Ich hätte gerne früher gewusst bzw. realisiert, dass es nicht peinlich ist, seinen Content zu posten und vor allem, dass man nicht auf Hater hören sollte.
Das Wichtigste ist auf jeden Fall, dranzubleiben und durchzuhalten! Bei mir hat es zwei Jahre gedauert, bis ein Video viral gegangen ist und sich der Erfolg dann so langsam entwickelt hat.
Ich glaube schon, dass Influencer die Lifestyle-Branche stark beeinflussen, allerdings nicht nur positiv. Ich finde, dass den Leuten oft ein zu perfektes Leben vorgespielt wird.

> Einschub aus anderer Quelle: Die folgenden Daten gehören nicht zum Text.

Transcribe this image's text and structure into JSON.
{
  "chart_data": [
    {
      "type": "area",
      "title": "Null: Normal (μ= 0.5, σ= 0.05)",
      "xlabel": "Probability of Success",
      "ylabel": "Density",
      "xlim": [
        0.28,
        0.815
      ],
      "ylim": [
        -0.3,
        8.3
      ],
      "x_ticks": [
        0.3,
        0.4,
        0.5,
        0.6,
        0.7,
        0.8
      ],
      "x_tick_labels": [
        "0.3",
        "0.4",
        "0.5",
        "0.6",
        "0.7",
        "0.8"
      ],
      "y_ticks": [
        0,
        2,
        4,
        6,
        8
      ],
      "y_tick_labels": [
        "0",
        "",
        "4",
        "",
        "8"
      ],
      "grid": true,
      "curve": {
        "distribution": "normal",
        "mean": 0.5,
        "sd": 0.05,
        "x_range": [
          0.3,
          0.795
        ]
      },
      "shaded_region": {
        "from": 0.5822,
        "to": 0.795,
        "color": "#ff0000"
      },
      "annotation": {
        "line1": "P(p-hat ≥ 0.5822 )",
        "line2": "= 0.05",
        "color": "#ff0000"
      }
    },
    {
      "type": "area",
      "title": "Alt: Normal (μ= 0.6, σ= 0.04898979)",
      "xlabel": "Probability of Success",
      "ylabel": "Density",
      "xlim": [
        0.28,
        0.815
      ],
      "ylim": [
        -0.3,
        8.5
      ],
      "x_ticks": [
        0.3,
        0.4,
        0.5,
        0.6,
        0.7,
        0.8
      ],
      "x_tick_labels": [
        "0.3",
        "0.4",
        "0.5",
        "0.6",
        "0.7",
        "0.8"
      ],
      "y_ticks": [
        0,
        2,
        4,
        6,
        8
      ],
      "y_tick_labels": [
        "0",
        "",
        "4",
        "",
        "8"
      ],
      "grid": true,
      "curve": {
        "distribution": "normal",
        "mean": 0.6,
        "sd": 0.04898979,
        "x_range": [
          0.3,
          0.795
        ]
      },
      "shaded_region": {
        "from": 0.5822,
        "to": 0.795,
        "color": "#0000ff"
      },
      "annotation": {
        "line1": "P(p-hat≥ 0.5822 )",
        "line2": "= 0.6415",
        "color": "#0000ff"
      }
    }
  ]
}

Ich lasse mich super gerne von anderen beeinflussen! Ich liebe es, mir anderen Content anzuschauen und mich inspirieren zu lassen. Besonders gerne schaue ich mir schwedische Influencer an, da sie oft einen wahnsinnig tollen Style haben, der mich inspiriert. Mit Kritik gehe ich mittlerweile echt sehr gut um. Früher, als ich jünger war, war es schwierig – vor allem, wenn es keine konstruktive Kritik war und persönlich wurde. Jetzt bin ich aber abgehärtet und nehme mir das nicht mehr zu Herzen.